In the Gulf of Mexico, inequality among fishers on the increase

As the oil industry expands its operations into new regions in Mexico, increased harm is being caused to the marine environment, complicating the coastal population’s opportunities for making a living, as indicated by a doctoral dissertation currently being examined at the University of Helsinki.

The dissertation by Liina-Maija Quist, a doctoral student at the University of Helsinki, illustrates how forms of authoritarian control and new methods of shifting social responsibility for the effects of oil industry activities are merging in Mexico.

 “New mechanisms of resource governance create inequality among fishers by dividing them into those with resources to journey past expanding oil drilling regions and those who are forced to compete for a haul with an increasing number of other fishers,” says Quist.

In southeast Mexico, fishing has decreased markedly in the last ten years.

In the region, small-scale fishing has an important role in controlling food security and employment.

Fisher leaders as mediators

According to the dissertation, the conflict concerning access to the sea is causing divisions in the political movement of fishers.
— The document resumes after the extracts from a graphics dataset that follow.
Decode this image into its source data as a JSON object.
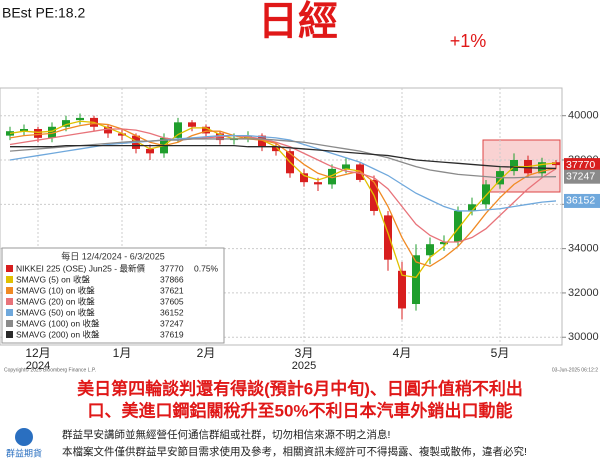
{
  "header": {
    "pe": "BEst PE:18.2",
    "title": "日經",
    "change": "+1%"
  },
  "chart_data": {
    "type": "candlestick",
    "open": [
      39100,
      39300,
      39400,
      39000,
      39500,
      39800,
      39900,
      39500,
      39200,
      39100,
      38500,
      38300,
      39000,
      39700,
      39500,
      39200,
      38900,
      39000,
      39100,
      38600,
      38400,
      37400,
      37000,
      36900,
      37600,
      37800,
      37100,
      35500,
      33000,
      31500,
      33700,
      34200,
      34300,
      35700,
      36000,
      36900,
      37500,
      38000,
      37400,
      37900
    ],
    "high": [
      39500,
      39600,
      39500,
      39700,
      40000,
      40100,
      40000,
      39600,
      39400,
      39200,
      38700,
      39200,
      39900,
      39800,
      39600,
      39300,
      39200,
      39300,
      39200,
      38800,
      38500,
      37600,
      37200,
      37800,
      38100,
      37900,
      37300,
      35700,
      33400,
      34200,
      34500,
      34600,
      35900,
      36300,
      37100,
      37700,
      38300,
      38200,
      38100,
      38000
    ],
    "low": [
      38900,
      39100,
      38800,
      38800,
      39300,
      39600,
      39300,
      39000,
      38900,
      38300,
      38000,
      38100,
      38800,
      39300,
      39000,
      38700,
      38700,
      38800,
      38400,
      38200,
      37200,
      36800,
      36600,
      36700,
      37400,
      37000,
      35500,
      33000,
      30800,
      31200,
      33300,
      33900,
      34100,
      35500,
      35800,
      36700,
      37300,
      37200,
      37200,
      37600
    ],
    "close": [
      39300,
      39400,
      39000,
      39500,
      39800,
      39900,
      39500,
      39200,
      39100,
      38500,
      38300,
      39000,
      39700,
      39500,
      39200,
      38900,
      39000,
      39100,
      38600,
      38400,
      37400,
      37000,
      36900,
      37600,
      37800,
      37100,
      35700,
      33500,
      31300,
      33700,
      34200,
      34300,
      35700,
      36000,
      36900,
      37500,
      38000,
      37400,
      37900,
      37770
    ],
    "up_color": "#1f9e2c",
    "down_color": "#d81e1e",
    "price_name": "NIKKEI 225 (OSE) Jun25 - 最新價",
    "price_color": "#d81e1e",
    "last_change": "0.75%",
    "legend_title": "每日 12/4/2024 - 6/3/2025",
    "series": [
      {
        "name": "SMAVG (5)  on 收盤",
        "color": "#e0c000",
        "values": [
          39200,
          39300,
          39250,
          39300,
          39600,
          39750,
          39700,
          39450,
          39200,
          38850,
          38500,
          38650,
          39150,
          39450,
          39450,
          39150,
          38950,
          39000,
          38900,
          38600,
          37900,
          37300,
          37100,
          37300,
          37600,
          37500,
          36400,
          34700,
          32800,
          32700,
          33600,
          34100,
          34900,
          35700,
          36400,
          37100,
          37700,
          37700,
          37800,
          37866
        ]
      },
      {
        "name": "SMAVG (10)  on 收盤",
        "color": "#f08a24",
        "values": [
          39000,
          39100,
          39150,
          39200,
          39400,
          39550,
          39650,
          39600,
          39400,
          39100,
          38800,
          38650,
          38800,
          39100,
          39300,
          39300,
          39100,
          38950,
          38900,
          38750,
          38300,
          37800,
          37400,
          37200,
          37350,
          37500,
          37000,
          35900,
          34500,
          33400,
          33200,
          33600,
          34100,
          34800,
          35600,
          36300,
          36900,
          37300,
          37500,
          37621
        ]
      },
      {
        "name": "SMAVG (20)  on 收盤",
        "color": "#e8737a",
        "values": [
          38700,
          38800,
          38900,
          39000,
          39100,
          39200,
          39300,
          39400,
          39400,
          39350,
          39200,
          39000,
          38900,
          38950,
          39000,
          39050,
          39100,
          39050,
          38950,
          38800,
          38600,
          38300,
          38000,
          37700,
          37500,
          37400,
          37200,
          36700,
          35900,
          35100,
          34600,
          34300,
          34300,
          34500,
          34900,
          35500,
          36100,
          36700,
          37200,
          37605
        ]
      },
      {
        "name": "SMAVG (50)  on 收盤",
        "color": "#6fa8dc",
        "values": [
          38000,
          38100,
          38200,
          38300,
          38400,
          38500,
          38600,
          38700,
          38750,
          38800,
          38850,
          38900,
          38950,
          39000,
          39050,
          39100,
          39100,
          39100,
          39050,
          39000,
          38900,
          38700,
          38500,
          38300,
          38100,
          37900,
          37600,
          37300,
          36900,
          36500,
          36200,
          35900,
          35700,
          35700,
          35750,
          35800,
          35900,
          36000,
          36100,
          36152
        ]
      },
      {
        "name": "SMAVG (100)  on 收盤",
        "color": "#8a8a8a",
        "values": [
          38400,
          38450,
          38500,
          38550,
          38600,
          38650,
          38700,
          38750,
          38800,
          38850,
          38850,
          38900,
          38900,
          38950,
          38950,
          38950,
          38950,
          38950,
          38950,
          38900,
          38850,
          38800,
          38700,
          38600,
          38500,
          38400,
          38250,
          38100,
          37900,
          37700,
          37550,
          37450,
          37350,
          37300,
          37250,
          37200,
          37200,
          37220,
          37240,
          37247
        ]
      },
      {
        "name": "SMAVG (200)  on 收盤",
        "color": "#2a2a2a",
        "values": [
          38600,
          38600,
          38600,
          38600,
          38650,
          38650,
          38650,
          38650,
          38650,
          38650,
          38650,
          38650,
          38650,
          38650,
          38650,
          38650,
          38650,
          38600,
          38600,
          38600,
          38550,
          38500,
          38450,
          38400,
          38350,
          38300,
          38250,
          38200,
          38100,
          38000,
          37950,
          37900,
          37850,
          37800,
          37750,
          37700,
          37680,
          37650,
          37630,
          37619
        ]
      }
    ],
    "xticks": [
      {
        "value": 2,
        "label": "12月"
      },
      {
        "value": 8,
        "label": "1月"
      },
      {
        "value": 14,
        "label": "2月"
      },
      {
        "value": 21,
        "label": "3月"
      },
      {
        "value": 28,
        "label": "4月"
      },
      {
        "value": 35,
        "label": "5月"
      }
    ],
    "year_ticks": [
      {
        "value": 2,
        "label": "2024"
      },
      {
        "value": 21,
        "label": "2025"
      }
    ],
    "ylim": [
      29650,
      41250
    ],
    "yticks": [
      30000,
      32000,
      34000,
      36000,
      38000,
      40000
    ],
    "grid": true,
    "tags": [
      {
        "series": "close",
        "color": "#d81e1e"
      },
      {
        "series": 4,
        "color": "#8a8a8a"
      },
      {
        "series": 3,
        "color": "#6fa8dc"
      }
    ],
    "source": "Copyright© 2025 Bloomberg Finance L.P.",
    "timestamp": "03-Jun-2025 06:12:2"
  },
  "footer": {
    "headline": [
      "美日第四輪談判還有得談(預計6月中旬)、日圓升值稍不利出",
      "口、美進口鋼鋁關稅升至50%不利日本汽車外銷出口動能"
    ],
    "notes": [
      "群益早安講師並無經營任何通信群組或社群，切勿相信來源不明之消息!",
      "本檔案文件僅供群益早安節目需求使用及參考，相關資訊未經許可不得揭露、複製或散佈，違者必究!"
    ],
    "logo": "群益期貨"
  }
}
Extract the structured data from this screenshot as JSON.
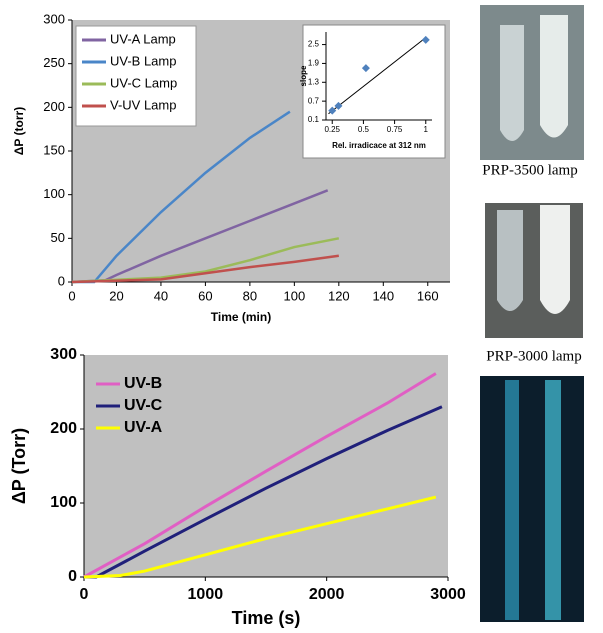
{
  "chart_data": [
    {
      "type": "line",
      "x_label": "Time (min)",
      "y_label": "ΔP (torr)",
      "xlim": [
        0,
        170
      ],
      "xticks": [
        0,
        20,
        40,
        60,
        80,
        100,
        120,
        140,
        160
      ],
      "ylim": [
        0,
        300
      ],
      "yticks": [
        0,
        50,
        100,
        150,
        200,
        250,
        300
      ],
      "legend": "upper left",
      "background": "#c0c0c0",
      "series": [
        {
          "name": "UV-A Lamp",
          "color": "#8064a2",
          "x": [
            0,
            15,
            20,
            40,
            60,
            80,
            100,
            115
          ],
          "values": [
            0,
            2,
            8,
            30,
            50,
            70,
            90,
            105
          ]
        },
        {
          "name": "UV-B Lamp",
          "color": "#4a86c8",
          "x": [
            0,
            10,
            20,
            40,
            60,
            80,
            98
          ],
          "values": [
            0,
            0,
            30,
            80,
            125,
            165,
            195
          ]
        },
        {
          "name": "UV-C Lamp",
          "color": "#9bbb59",
          "x": [
            0,
            40,
            60,
            80,
            100,
            120
          ],
          "values": [
            0,
            5,
            12,
            25,
            40,
            50
          ]
        },
        {
          "name": "V-UV Lamp",
          "color": "#c0504d",
          "x": [
            0,
            40,
            60,
            80,
            100,
            120
          ],
          "values": [
            0,
            3,
            10,
            17,
            23,
            30
          ]
        }
      ]
    },
    {
      "type": "line",
      "x_label": "Time (s)",
      "y_label": "ΔP (Torr)",
      "xlim": [
        0,
        3000
      ],
      "xticks": [
        0,
        1000,
        2000,
        3000
      ],
      "ylim": [
        0,
        300
      ],
      "yticks": [
        0,
        100,
        200,
        300
      ],
      "legend": "upper left",
      "background": "#c0c0c0",
      "series": [
        {
          "name": "UV-B",
          "color": "#e05fc4",
          "x": [
            0,
            500,
            1000,
            1500,
            2000,
            2500,
            2900
          ],
          "values": [
            0,
            45,
            95,
            143,
            190,
            235,
            275
          ]
        },
        {
          "name": "UV-C",
          "color": "#20207a",
          "x": [
            0,
            100,
            500,
            1000,
            1500,
            2000,
            2500,
            2950
          ],
          "values": [
            0,
            0,
            35,
            78,
            120,
            160,
            198,
            230
          ]
        },
        {
          "name": "UV-A",
          "color": "#ffff00",
          "x": [
            0,
            300,
            500,
            1000,
            1500,
            2000,
            2500,
            2900
          ],
          "values": [
            0,
            2,
            8,
            30,
            52,
            72,
            92,
            108
          ]
        }
      ]
    },
    {
      "type": "scatter",
      "x_label": "Rel. irradicace at 312 nm",
      "y_label": "slope",
      "xlim": [
        0.2,
        1.05
      ],
      "xticks": [
        0.25,
        0.5,
        0.75,
        1
      ],
      "ylim": [
        0.1,
        2.9
      ],
      "yticks": [
        0.1,
        0.7,
        1.3,
        1.9,
        2.5
      ],
      "color": "#4f81bd",
      "x": [
        0.25,
        0.3,
        0.52,
        1
      ],
      "values": [
        0.4,
        0.55,
        1.75,
        2.65
      ],
      "trendline": {
        "x": [
          0.22,
          1
        ],
        "y": [
          0.3,
          2.72
        ]
      }
    }
  ],
  "captions": [
    "PRP-3500 lamp",
    "PRP-3000 lamp"
  ]
}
In these new circumstances, the leaders of fishers act as mediators between fishers and the oil companies.

”These leaders transform fishers’ demands for access to the aquatic environment and the right to preserve their way of life into narratives of livelihood, more common and acceptable among Mexicans and the Mexican media. In spite of the recent privatisation of the industry, oil has historical significance as ‘patrimony’,” explains Quist.
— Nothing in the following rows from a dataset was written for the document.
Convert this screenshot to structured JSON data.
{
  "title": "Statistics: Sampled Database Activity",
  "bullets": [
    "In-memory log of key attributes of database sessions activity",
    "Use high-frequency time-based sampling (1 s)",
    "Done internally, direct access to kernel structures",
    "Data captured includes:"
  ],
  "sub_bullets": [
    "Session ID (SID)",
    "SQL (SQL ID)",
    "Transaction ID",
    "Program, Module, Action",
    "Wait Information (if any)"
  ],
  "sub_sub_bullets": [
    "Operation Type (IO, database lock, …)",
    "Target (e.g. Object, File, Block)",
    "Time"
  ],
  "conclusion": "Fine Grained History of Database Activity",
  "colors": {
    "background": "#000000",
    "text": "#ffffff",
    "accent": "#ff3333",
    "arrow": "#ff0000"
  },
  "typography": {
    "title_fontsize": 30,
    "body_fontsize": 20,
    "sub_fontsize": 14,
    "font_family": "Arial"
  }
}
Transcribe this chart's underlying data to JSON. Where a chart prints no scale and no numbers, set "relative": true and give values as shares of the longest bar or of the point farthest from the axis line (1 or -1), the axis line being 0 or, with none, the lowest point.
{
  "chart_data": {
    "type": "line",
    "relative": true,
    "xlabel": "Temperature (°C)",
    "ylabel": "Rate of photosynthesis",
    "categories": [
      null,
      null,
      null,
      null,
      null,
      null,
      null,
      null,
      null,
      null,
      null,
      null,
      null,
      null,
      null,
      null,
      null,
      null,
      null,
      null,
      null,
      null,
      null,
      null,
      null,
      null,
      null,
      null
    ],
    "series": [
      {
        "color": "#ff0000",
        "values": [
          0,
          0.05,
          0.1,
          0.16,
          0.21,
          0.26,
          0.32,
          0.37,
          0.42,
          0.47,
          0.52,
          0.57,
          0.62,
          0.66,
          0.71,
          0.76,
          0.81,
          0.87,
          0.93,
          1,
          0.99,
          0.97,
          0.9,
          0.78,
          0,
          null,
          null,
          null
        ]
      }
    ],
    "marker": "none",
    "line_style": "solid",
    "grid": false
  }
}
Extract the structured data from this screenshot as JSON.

According to the study, these reformulated demands do not represent the environmental knowledge and fisher identity, based on seafaring, of those fishing in oil extraction areas.

Quist’s dissertation is founded on a six-month period of ethnographic fieldwork carried out in 2011–2012 and 2017 in Mexico, as well as media analysis.
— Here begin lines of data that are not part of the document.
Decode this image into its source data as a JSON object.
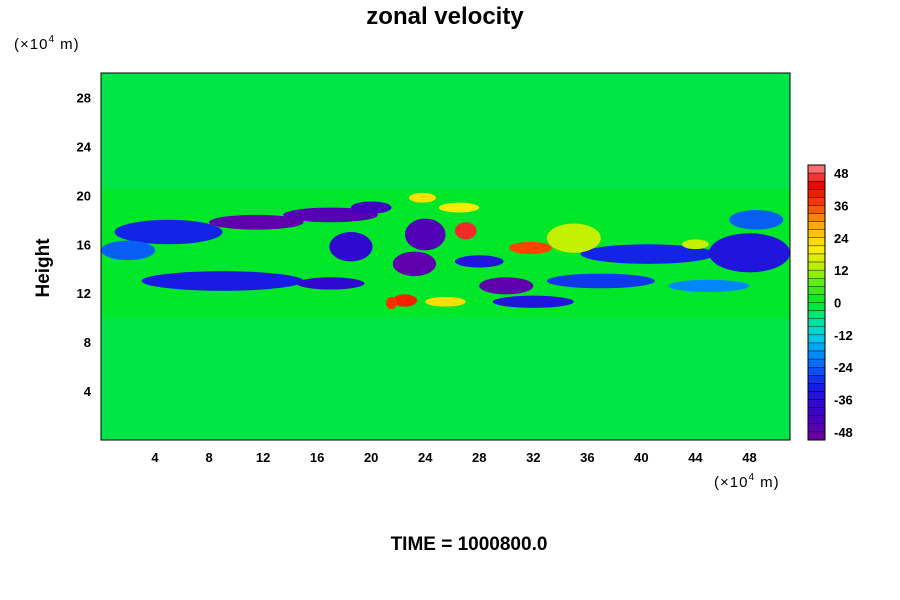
{
  "chart_data": {
    "type": "heatmap",
    "title": "zonal velocity",
    "ylabel": "Height",
    "xlabel": "",
    "x_unit": {
      "prefix": "(×10",
      "exp": "4",
      "suffix": " m)"
    },
    "y_unit": {
      "prefix": "(×10",
      "exp": "4",
      "suffix": " m)"
    },
    "xlim": [
      0,
      51
    ],
    "ylim": [
      0,
      30
    ],
    "x_ticks": [
      4,
      8,
      12,
      16,
      20,
      24,
      28,
      32,
      36,
      40,
      44,
      48
    ],
    "y_ticks": [
      4,
      8,
      12,
      16,
      20,
      24,
      28
    ],
    "colorbar": {
      "range": [
        -51,
        51
      ],
      "ticks": [
        48,
        36,
        24,
        12,
        0,
        -12,
        -24,
        -36,
        -48
      ],
      "n_levels": 34
    },
    "annotation": "TIME = 1000800.0",
    "features": [
      {
        "shape": "band",
        "x": [
          0,
          51
        ],
        "y": [
          10.0,
          20.5
        ],
        "value": 0
      },
      {
        "shape": "blob",
        "x": 5.0,
        "y": 17.0,
        "rx": 4.0,
        "ry": 1.0,
        "value": -30
      },
      {
        "shape": "blob",
        "x": 11.5,
        "y": 17.8,
        "rx": 3.5,
        "ry": 0.6,
        "value": -48
      },
      {
        "shape": "blob",
        "x": 17.0,
        "y": 18.4,
        "rx": 3.5,
        "ry": 0.6,
        "value": -46
      },
      {
        "shape": "blob",
        "x": 20.0,
        "y": 19.0,
        "rx": 1.5,
        "ry": 0.5,
        "value": -42
      },
      {
        "shape": "blob",
        "x": 9.0,
        "y": 13.0,
        "rx": 6.0,
        "ry": 0.8,
        "value": -32
      },
      {
        "shape": "blob",
        "x": 17.0,
        "y": 12.8,
        "rx": 2.5,
        "ry": 0.5,
        "value": -38
      },
      {
        "shape": "blob",
        "x": 2.0,
        "y": 15.5,
        "rx": 2.0,
        "ry": 0.8,
        "value": -24
      },
      {
        "shape": "blob",
        "x": 18.5,
        "y": 15.8,
        "rx": 1.6,
        "ry": 1.2,
        "value": -38
      },
      {
        "shape": "blob",
        "x": 24.0,
        "y": 16.8,
        "rx": 1.5,
        "ry": 1.3,
        "value": -45
      },
      {
        "shape": "blob",
        "x": 23.2,
        "y": 14.4,
        "rx": 1.6,
        "ry": 1.0,
        "value": -48
      },
      {
        "shape": "blob",
        "x": 30.0,
        "y": 12.6,
        "rx": 2.0,
        "ry": 0.7,
        "value": -48
      },
      {
        "shape": "blob",
        "x": 32.0,
        "y": 11.3,
        "rx": 3.0,
        "ry": 0.5,
        "value": -34
      },
      {
        "shape": "blob",
        "x": 28.0,
        "y": 14.6,
        "rx": 1.8,
        "ry": 0.5,
        "value": -34
      },
      {
        "shape": "blob",
        "x": 37.0,
        "y": 13.0,
        "rx": 4.0,
        "ry": 0.6,
        "value": -28
      },
      {
        "shape": "blob",
        "x": 40.5,
        "y": 15.2,
        "rx": 5.0,
        "ry": 0.8,
        "value": -30
      },
      {
        "shape": "blob",
        "x": 48.0,
        "y": 15.3,
        "rx": 3.0,
        "ry": 1.6,
        "value": -34
      },
      {
        "shape": "blob",
        "x": 48.5,
        "y": 18.0,
        "rx": 2.0,
        "ry": 0.8,
        "value": -24
      },
      {
        "shape": "blob",
        "x": 45.0,
        "y": 12.6,
        "rx": 3.0,
        "ry": 0.5,
        "value": -20
      },
      {
        "shape": "blob",
        "x": 27.0,
        "y": 17.1,
        "rx": 0.8,
        "ry": 0.7,
        "value": 46
      },
      {
        "shape": "blob",
        "x": 31.8,
        "y": 15.7,
        "rx": 1.6,
        "ry": 0.5,
        "value": 36
      },
      {
        "shape": "blob",
        "x": 22.5,
        "y": 11.4,
        "rx": 0.9,
        "ry": 0.5,
        "value": 40
      },
      {
        "shape": "blob",
        "x": 25.5,
        "y": 11.3,
        "rx": 1.5,
        "ry": 0.4,
        "value": 22
      },
      {
        "shape": "blob",
        "x": 35.0,
        "y": 16.5,
        "rx": 2.0,
        "ry": 1.2,
        "value": 14
      },
      {
        "shape": "blob",
        "x": 26.5,
        "y": 19.0,
        "rx": 1.5,
        "ry": 0.4,
        "value": 20
      },
      {
        "shape": "blob",
        "x": 21.5,
        "y": 11.2,
        "rx": 0.4,
        "ry": 0.5,
        "value": 38
      },
      {
        "shape": "blob",
        "x": 23.8,
        "y": 19.8,
        "rx": 1.0,
        "ry": 0.4,
        "value": 22
      },
      {
        "shape": "blob",
        "x": 44.0,
        "y": 16.0,
        "rx": 1.0,
        "ry": 0.4,
        "value": 14
      }
    ]
  }
}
Conflicts concerning marine regions are increasing around the globe, as the utilisation of marine resources is becoming more common. Liina-Maija Quist’s dissertation in development studies examines the conflict concerning access to the Gulf of Mexico between small-scale fishers and oil companies in the oil-producing region of the state of Tabasco, in southeast Mexico.

The environmental conflict of the Gulf revolves around the livelihood and way of life of thousands of fishers, as well as the preservation of environmental knowledge under circumstances where oil extraction is being radically intensified in the name of national economic growth and progress.



MSocSc Liina-Maija Quist defended her doctoral dissertation entitled “Contested Sea - The Politics of Space, Seafaring and Extraction among Fishers and the Oil Industry in Mexico” in the Faculty of Social Sciences, University of Helsinki, on 10 February 2018.

Associate Professor Kevin St. Martin from Rutgers, the State University of New Jersey, served as the opponent, while Professor Barry Gills served as the custos.

The doctoral dissertation is available on the E-thesis service.